Governor Gina Raimondo has signed legislation sponsored by President of the Senate M. Teresa Paiva Weed and Chairman of the House Health, Education and Welfare Committee Joseph M. McNamara to establish the Rhode Island Family Home Visiting Act.
The law (2016-S 2096, 2016-H 7220) calls for the Rhode Island Department of Health to work with the Department of Human Services and the Department of Children, Youth, and Families to develop and coordinate the standards for a system of early childhood home visiting services that would meet the needs of the state’s most vulnerable families with young children.
The law calls for the Department of Health to operate a statewide home visiting system that employs evidence-based models proven to improve child and family outcomes. Vulnerable families will be referred prenatally or as soon after birth as possible to voluntary home visiting programs. Families will be prioritized based on risk factors such as adolescent parents, history of drug or alcohol abuse, history of violence or incarceration, or insufficient financial resources. The program will be completely voluntary for participants. In total, more than 1,700 Rhode Island families will gain supports through the program.

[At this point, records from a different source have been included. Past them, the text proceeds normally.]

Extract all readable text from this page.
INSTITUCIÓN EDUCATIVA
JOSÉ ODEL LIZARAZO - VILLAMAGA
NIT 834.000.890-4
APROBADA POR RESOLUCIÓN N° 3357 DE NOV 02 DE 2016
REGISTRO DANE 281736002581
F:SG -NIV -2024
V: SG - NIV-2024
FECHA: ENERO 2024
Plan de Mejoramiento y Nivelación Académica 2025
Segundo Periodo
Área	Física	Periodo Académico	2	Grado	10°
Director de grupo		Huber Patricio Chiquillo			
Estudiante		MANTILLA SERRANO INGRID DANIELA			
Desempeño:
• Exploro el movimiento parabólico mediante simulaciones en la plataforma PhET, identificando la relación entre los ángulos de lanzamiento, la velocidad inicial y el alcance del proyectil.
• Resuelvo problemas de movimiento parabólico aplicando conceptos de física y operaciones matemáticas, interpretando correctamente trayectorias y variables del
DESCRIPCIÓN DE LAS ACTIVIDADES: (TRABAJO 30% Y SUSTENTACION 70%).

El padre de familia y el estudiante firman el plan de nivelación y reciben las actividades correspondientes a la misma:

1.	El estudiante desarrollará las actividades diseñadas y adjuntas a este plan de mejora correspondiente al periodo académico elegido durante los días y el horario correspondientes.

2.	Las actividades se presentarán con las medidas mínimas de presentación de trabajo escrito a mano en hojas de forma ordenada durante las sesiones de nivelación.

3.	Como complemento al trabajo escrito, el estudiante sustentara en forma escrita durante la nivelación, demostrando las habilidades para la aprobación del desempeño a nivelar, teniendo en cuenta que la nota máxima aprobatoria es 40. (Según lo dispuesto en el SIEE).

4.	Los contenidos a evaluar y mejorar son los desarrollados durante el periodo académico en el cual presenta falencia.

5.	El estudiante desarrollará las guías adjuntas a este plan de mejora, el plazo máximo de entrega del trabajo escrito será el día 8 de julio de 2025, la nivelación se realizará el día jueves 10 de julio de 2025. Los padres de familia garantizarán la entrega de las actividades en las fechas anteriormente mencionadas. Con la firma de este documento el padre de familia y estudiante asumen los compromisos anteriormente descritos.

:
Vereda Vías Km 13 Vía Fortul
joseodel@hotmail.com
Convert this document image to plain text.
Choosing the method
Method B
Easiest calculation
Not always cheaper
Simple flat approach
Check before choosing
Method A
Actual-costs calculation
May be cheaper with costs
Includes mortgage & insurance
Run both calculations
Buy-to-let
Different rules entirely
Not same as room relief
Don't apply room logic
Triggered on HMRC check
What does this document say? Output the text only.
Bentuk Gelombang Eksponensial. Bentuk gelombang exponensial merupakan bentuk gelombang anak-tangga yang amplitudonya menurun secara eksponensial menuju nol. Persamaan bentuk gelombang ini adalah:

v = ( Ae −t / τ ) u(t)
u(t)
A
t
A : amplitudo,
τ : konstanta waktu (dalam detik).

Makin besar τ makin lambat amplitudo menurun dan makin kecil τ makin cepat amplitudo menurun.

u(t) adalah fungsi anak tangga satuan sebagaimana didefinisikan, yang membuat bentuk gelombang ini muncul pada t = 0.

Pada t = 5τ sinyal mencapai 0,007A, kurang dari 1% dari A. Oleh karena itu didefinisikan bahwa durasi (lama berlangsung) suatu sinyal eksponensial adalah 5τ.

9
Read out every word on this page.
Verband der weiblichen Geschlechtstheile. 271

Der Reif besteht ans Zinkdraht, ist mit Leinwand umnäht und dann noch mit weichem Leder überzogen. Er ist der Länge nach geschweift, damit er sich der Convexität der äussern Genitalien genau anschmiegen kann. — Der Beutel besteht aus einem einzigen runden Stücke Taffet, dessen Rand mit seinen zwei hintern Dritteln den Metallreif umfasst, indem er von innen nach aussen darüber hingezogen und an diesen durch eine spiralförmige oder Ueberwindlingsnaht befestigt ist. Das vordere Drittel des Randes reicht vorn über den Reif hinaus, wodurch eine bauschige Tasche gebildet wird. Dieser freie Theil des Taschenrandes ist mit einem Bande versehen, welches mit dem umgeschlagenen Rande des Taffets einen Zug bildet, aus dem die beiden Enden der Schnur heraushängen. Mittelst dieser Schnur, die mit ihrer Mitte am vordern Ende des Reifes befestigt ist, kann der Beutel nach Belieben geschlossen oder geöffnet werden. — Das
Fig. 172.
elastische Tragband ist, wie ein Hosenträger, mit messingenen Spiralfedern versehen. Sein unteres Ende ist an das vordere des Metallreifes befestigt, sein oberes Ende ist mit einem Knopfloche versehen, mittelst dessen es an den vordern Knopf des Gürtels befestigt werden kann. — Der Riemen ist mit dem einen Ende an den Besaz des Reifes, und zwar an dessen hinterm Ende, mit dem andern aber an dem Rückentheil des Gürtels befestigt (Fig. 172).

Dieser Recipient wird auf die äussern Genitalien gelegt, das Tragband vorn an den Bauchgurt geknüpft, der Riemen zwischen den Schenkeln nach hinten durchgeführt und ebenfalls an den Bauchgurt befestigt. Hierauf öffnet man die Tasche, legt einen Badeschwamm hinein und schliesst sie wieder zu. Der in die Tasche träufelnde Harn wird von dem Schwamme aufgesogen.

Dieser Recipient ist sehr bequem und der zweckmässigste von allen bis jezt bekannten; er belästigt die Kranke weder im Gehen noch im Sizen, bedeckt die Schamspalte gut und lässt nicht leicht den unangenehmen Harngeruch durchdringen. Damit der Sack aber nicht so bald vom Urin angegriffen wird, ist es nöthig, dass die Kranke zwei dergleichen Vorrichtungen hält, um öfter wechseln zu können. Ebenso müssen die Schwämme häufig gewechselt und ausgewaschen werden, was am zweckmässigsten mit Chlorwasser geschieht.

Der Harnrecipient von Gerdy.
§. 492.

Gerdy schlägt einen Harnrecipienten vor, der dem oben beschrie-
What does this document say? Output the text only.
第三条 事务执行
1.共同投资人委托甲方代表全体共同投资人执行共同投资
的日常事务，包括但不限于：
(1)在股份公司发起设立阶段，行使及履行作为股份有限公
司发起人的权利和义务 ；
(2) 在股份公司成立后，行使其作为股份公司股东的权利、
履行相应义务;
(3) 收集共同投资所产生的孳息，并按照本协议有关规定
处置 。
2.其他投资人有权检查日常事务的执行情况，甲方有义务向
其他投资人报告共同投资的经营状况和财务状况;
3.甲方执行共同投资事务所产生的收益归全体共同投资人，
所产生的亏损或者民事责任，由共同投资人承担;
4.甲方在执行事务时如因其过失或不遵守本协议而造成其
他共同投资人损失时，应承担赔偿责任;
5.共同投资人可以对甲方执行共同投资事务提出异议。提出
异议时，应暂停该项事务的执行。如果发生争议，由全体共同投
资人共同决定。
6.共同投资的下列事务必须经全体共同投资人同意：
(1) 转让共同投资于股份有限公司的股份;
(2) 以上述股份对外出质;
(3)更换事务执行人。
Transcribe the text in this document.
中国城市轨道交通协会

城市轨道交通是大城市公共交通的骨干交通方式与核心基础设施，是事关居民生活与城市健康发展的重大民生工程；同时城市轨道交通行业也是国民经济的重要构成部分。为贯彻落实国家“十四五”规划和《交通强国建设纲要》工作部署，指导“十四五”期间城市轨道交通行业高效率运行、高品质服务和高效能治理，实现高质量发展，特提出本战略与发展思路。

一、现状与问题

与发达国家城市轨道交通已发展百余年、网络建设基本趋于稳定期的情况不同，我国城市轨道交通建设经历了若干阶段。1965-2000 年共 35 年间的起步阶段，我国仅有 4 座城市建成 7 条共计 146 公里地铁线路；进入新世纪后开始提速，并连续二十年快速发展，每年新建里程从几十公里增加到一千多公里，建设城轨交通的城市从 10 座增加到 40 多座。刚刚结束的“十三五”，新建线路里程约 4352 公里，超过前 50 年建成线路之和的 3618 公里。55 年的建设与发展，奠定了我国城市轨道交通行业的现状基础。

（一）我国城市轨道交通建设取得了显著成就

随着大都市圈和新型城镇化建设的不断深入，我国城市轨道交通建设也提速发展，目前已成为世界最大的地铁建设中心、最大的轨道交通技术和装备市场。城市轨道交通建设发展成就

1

The new law establishes standards and accountability for high quality home visiting programs, including through annual reports on the program’s effectiveness.
The U.S. Department of Health and Human Services has provided the Department of Health a competitive $10.2 million grant to sustain current family home visiting efforts and to expand evidence-based home visiting to serve an additional 500 families.
“The evidence is more and more abundant that the earliest experiences of a child’s life have a profound impact on the development of life skills,” said Representative McNamara (D-Dist. 19, Warwick, Cranston). “This legislation will establish a system to support improved language, cognitive, social, and emotional development in the state’s youngest children.”
“The first experiences of a child’s life set the foundation for development and learning that will lead to later success. The evidence is abundant that the quality of a child’s earliest experiences correlates to success throughout schooling and later in life,” said President Paiva Weed (D-Dist. 13, Newport, Jamestown). “There is an existing infrastructure in place for home visiting programs serving Rhode Island families with young children through state and federal investments. These programs are a cost-effective and proven means to support improved language, cognitive, social, and emotional development. We must maintain the highest standards to obtain the best outcomes.”
The legislation has the support of Rhode Island KIDS COUNT.
“In recent years, Rhode Island has built a strong, voluntary system of evidence-based home visiting programs serving vulnerable families, including Healthy Families America, Nurse-Family Partnership, Parents as Teachers, and Early Head Start,” said Elizabeth Burke Bryant, executive director of Rhode Island KIDS COUNT. “These programs are proven to improve outcomes for children and families, including: improved child development and school readiness, increased positive parenting practices and reduced child maltreatment, improved maternal and child health, and improved family economic self-sufficiency. We thank the leadership of the General Assembly for passing this critical bill which is an important step forward to ensure that high quality home visiting programs are part of our early childhood system for the long term.”